Foodies heaven at Camden Lock market
Back onto the relative calm of the canal, you’ll probably detect a change of atmosphere. Gone is the quiet and assured elegance, replaced by something more edgy and urban. Camden’s home to funky townhouses, mixed with council and social housing and small business premises. Signs for the Jubilee Greenway start appearing on the towpath. This is one of London’s many walkways, linking Buckingham Palace with the east end. You may feel you’ve earned a pint by about now. Take the stairs at St Pancras Way and cross the road to The Constitution. It’s a low-key neighbourhood pub, with a brilliant beer garden and a good selection of ales.
The Thomas Hardy tree in St Pancras gardens
Refreshed, head back to the towpath for the final stint. Going as far as bridge number 19, head up the stairs, turn right following the signs to Camley Road reserve. Down the hill, just before the underpass on your right is a large gate, and inside are the St Pancras gardens. St Pancras Old Church, sits in a park of old trees and scattered tombstones, designed by Thomas Hardy while he worked as an architect. The Soane family mausoleum is here, with its design from which telephone kiosks are supposed to derive. The church is built over Roman remains, has a Norman wall and Victorian additions, but for me it’s most attractive for being in synch with the local community and contemporary times.

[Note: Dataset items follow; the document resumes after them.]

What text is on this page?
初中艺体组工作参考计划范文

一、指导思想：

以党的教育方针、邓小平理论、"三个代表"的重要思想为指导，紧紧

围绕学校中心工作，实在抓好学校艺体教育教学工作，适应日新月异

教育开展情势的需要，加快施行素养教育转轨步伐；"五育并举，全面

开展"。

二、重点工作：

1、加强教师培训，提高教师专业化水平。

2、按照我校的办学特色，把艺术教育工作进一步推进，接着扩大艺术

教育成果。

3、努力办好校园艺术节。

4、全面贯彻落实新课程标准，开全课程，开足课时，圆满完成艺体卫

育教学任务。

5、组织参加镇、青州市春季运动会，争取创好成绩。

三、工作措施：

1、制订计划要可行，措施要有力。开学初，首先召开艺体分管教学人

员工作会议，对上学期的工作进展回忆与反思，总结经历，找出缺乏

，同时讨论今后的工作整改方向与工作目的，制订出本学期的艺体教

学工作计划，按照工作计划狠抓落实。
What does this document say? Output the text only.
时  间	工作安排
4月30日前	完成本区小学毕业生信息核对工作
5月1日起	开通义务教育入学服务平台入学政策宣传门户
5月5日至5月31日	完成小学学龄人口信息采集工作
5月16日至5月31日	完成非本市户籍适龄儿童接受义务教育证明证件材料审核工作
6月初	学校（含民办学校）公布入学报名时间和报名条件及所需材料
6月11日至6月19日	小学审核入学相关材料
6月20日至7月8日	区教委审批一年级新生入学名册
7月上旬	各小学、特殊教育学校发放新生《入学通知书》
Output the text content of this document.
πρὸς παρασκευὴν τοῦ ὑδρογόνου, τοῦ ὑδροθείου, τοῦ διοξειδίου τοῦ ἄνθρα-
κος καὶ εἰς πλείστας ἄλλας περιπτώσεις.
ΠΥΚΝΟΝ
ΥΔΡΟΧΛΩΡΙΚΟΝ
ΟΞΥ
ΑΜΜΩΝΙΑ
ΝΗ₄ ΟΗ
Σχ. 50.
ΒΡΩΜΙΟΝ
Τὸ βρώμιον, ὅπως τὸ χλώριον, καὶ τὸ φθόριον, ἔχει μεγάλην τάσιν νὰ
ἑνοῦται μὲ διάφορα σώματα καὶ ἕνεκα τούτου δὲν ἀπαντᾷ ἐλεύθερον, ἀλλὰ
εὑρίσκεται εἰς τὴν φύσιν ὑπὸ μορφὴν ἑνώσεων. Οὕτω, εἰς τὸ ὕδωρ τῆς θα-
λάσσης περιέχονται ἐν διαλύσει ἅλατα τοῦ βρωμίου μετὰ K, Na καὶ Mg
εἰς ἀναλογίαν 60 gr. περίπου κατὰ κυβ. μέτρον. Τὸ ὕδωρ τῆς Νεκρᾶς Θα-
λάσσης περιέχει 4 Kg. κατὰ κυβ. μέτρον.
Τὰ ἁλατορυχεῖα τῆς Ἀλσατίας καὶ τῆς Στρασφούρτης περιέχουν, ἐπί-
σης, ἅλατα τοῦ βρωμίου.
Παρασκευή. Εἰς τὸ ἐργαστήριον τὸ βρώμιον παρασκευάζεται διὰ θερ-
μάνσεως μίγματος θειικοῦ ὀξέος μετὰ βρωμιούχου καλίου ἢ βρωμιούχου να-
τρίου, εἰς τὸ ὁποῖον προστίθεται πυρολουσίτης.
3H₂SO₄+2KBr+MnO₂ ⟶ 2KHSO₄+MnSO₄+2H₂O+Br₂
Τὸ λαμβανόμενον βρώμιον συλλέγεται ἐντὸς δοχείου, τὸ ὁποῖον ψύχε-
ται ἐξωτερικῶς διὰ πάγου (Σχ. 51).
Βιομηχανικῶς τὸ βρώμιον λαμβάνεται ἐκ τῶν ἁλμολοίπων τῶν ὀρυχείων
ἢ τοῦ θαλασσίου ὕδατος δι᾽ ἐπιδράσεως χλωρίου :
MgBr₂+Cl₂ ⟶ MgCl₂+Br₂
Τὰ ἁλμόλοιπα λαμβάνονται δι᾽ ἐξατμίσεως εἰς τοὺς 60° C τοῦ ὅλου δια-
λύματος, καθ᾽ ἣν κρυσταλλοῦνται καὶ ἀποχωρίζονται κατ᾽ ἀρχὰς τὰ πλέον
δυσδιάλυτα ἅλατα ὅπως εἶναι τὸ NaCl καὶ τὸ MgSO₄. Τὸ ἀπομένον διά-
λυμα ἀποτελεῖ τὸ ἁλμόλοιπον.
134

After you’ve explored the gardens and the church, head back through the gate you came in by, and continue down the hill, through the underpass, and cross the road into the Camley Street Nature Park. This is a piece of wild green, masquerading as a classroom. It’s a lovely place, ramshackly and natural. Spend a few minutes savouring the disconnect between eye and ear (the noise from road and rail is constant), and then stroll past the planter boxes, the ponds and through the woodland enjoying this untamed wild space.
A green oasis within earshot of the Eurostar
Back out onto Camley Street, turn left at Goodshed Road, crossing over when you see 90 York Place – the award-winning building housing The Guardian. The building follows the canal, so take the steps, turn to face the water and walk past the Rotunda (great for a glass of wine). You’ll soon look across the canal arm to our final destination on this walk, the London Canal Museum.
London Canal Museum is built over a Victorian ice house and an Italian gelateria
You get there by turning left into Crinan Street, left into Wharfedale, and finally left into New Wharf Road. The museum is in an old ice house and tells the story of the development of the canal network across the country. It’s a fascinating story, and a fascinating place. You will have earned a break after your efforts, so head back into Wharfedale, turn right at the end of it into Caledonia Street where there are loads of restaurants, cafes and bars in which to relax and reflect on your excellent day out. King’s Cross station is just a few minutes’ walk away.